The Pilots Brothers' refrigerator

Time Limit: 1000MS		Memory Limit: 65536K
Total Submissions: 13567		Accepted: 5080		Special Judge

Description

The game “The Pilots Brothers: following the stripy elephant” has a quest where a player needs to open a refrigerator.

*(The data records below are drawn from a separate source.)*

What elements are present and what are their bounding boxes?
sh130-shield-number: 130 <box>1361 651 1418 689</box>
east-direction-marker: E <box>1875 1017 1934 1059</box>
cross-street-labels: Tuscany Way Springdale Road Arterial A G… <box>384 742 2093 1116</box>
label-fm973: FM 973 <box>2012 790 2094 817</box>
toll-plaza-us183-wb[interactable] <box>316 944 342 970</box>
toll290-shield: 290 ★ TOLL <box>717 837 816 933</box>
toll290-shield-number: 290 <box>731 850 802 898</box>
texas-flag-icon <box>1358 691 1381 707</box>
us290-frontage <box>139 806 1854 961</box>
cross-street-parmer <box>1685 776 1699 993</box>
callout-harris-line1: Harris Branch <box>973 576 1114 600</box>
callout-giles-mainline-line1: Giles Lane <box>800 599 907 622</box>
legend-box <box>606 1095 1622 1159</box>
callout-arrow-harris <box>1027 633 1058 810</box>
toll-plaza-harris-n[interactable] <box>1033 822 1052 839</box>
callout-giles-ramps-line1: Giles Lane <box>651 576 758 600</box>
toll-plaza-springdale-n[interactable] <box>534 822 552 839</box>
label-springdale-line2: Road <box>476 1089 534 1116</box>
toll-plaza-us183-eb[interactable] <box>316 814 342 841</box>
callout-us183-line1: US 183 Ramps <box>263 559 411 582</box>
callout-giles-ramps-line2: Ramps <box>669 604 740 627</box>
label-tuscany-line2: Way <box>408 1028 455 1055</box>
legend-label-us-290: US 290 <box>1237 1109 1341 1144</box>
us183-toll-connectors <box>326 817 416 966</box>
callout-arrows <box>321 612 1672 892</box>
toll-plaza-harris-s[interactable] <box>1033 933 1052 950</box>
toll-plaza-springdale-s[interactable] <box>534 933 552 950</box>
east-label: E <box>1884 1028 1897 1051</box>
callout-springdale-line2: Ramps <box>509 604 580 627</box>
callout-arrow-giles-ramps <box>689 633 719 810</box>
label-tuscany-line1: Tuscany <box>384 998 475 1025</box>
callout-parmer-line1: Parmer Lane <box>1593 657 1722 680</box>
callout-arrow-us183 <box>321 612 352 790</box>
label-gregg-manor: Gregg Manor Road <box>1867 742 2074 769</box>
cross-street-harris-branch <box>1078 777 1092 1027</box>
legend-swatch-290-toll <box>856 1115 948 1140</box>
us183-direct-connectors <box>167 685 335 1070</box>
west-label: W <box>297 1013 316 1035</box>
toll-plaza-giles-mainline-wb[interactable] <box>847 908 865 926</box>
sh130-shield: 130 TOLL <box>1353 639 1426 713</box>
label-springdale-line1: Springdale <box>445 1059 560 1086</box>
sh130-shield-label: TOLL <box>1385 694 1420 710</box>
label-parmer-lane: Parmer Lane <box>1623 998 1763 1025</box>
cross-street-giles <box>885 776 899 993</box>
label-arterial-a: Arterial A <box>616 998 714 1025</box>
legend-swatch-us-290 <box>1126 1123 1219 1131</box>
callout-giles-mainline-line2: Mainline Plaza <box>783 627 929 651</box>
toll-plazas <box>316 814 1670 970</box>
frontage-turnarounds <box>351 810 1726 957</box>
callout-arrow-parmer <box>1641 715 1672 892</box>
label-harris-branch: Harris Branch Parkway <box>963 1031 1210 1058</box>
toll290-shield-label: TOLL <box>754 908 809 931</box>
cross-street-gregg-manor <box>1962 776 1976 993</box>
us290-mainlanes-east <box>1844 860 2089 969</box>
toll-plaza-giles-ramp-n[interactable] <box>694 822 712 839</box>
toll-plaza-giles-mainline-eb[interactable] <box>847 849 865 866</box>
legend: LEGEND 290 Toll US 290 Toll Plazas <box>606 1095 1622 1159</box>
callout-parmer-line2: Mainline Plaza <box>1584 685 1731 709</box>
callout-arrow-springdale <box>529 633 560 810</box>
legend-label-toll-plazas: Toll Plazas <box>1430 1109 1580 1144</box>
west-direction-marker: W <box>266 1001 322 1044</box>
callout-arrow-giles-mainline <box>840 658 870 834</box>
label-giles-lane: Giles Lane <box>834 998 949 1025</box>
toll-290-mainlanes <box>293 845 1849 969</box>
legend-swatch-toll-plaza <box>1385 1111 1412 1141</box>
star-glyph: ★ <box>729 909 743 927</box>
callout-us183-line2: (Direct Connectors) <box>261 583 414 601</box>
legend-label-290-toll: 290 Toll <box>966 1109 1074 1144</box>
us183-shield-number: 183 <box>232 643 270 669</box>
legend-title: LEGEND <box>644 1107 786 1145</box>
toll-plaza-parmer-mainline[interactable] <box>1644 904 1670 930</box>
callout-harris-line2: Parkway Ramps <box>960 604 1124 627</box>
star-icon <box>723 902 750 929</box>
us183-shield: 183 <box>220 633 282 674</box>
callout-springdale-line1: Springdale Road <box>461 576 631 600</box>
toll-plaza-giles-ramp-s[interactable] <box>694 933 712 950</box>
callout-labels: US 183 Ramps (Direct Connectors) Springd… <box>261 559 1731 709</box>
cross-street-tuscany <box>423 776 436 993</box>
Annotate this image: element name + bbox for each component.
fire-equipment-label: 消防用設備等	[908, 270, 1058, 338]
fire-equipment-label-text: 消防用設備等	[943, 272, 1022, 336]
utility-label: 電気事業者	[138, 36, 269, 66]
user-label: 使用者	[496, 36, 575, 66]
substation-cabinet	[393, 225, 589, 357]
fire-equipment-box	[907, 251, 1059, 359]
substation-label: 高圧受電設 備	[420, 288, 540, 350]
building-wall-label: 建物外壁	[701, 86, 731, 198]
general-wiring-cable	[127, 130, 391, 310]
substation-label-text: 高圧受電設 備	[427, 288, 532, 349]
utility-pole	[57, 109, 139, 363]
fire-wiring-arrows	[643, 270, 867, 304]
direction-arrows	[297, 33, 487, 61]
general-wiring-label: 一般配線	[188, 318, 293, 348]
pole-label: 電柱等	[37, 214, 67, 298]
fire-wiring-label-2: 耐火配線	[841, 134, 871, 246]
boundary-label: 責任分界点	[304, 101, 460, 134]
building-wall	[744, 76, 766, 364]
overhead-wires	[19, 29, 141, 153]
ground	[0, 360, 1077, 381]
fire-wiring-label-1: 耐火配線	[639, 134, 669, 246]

There are 16 handles on the refrigerator door. Every handle can be in one of two states: open or closed. The refrigerator is open only when all handles are open. The handles are represented as a matrix 4х4. You can change the state of a handle in any location
[i, j] (1 ≤ i, j ≤ 4). However, this also changes states of all handles in row
i and all handles in column j.

The task is to determine the minimum number of handle switching necessary to open the refrigerator.

Input

The input contains four lines. Each of the four lines contains four characters describing the initial state of appropriate handles. A symbol “+” means that the handle is in closed state, whereas the symbol “−” means “open”. At least one of the handles is
initially closed.

Output

The first line of the input contains N – the minimum number of switching. The rest N lines describe switching sequence. Each of the lines contains a row number and a column number of the matrix separated by one or more spaces. If there are several solutions,
you may give any one of them.

Sample Input

-+--
----
----
-+--

Sample Output

6
1 1
1 3
1 4
4 1
4 3
4 4

Source
Northeastern Europe 2004, Western Subregion
解题思路：和1753Flip Game基本一样，买一送一。1753的传送门点击打开链接

#include<iostream>
using namespace std;
char chess[6][6]={'*'};
bool Chess[6][6]={0};
int row[16]={0};
int col[16]={0};
bool flag;
void flip(int x,int y)
{
	int i,j;
	Chess[x][y]=!Chess[x][y];//先翻目标位置，这样接下来两次翻转让它总共翻3次，等价于翻一次
	for(i=1;i<=4;i++)
		Chess[i][y]=!Chess[i][y];//翻动目标所在列
	for(j=1;j<=4;j++)
		Chess[x][j]=!Chess[x][j];//翻动目标所在行
}
bool finish()
{
	int i,j;
	for(i=1;i<=4;i++)
		for(j=1;j<=4;j++)
			if(!Chess[i][j])
				return false;
	return true;
}
bool dfs(int x,int y,int now,int deep)
{
	if(now>deep)   return false;
	if(finish())   return true;
	for(int i=x;i<=4;i++)
		for(int j=y;j<=4;j++)
		{
			flip(i,j);
			row[now]=i;col[now]=j;
			if(j<4)
			{if(dfs(i,j+1,now+1,deep))  return true;}
			else
			{if(dfs(i+1,1,now+1,deep))  return true;}
			flip(i,j);
			if(j==4)
				y=1;
		}
	return false;
}
int main()
{
	int i,j,k,step;
	for(i=1;i<=4;i++)
		for(j=1;j<=4;j++)
		{
			cin>>chess[i][j];
			if(chess[i][j]=='-')
				Chess[i][j]=true;
		}
    for(step=0;step<=16;step++)//一共可翻动0,1,2....16个位置，共2^16种可能
		if(dfs(1,1,0,step))//起始目标位为（1,1），已翻动的位置数为0，可供翻动的位置数为step
			break;
	cout<<step<<endl;
	for(k=0;k<step;k++)
		cout<<row[k]<<" "<<col[k]<<endl;
		return 0;
}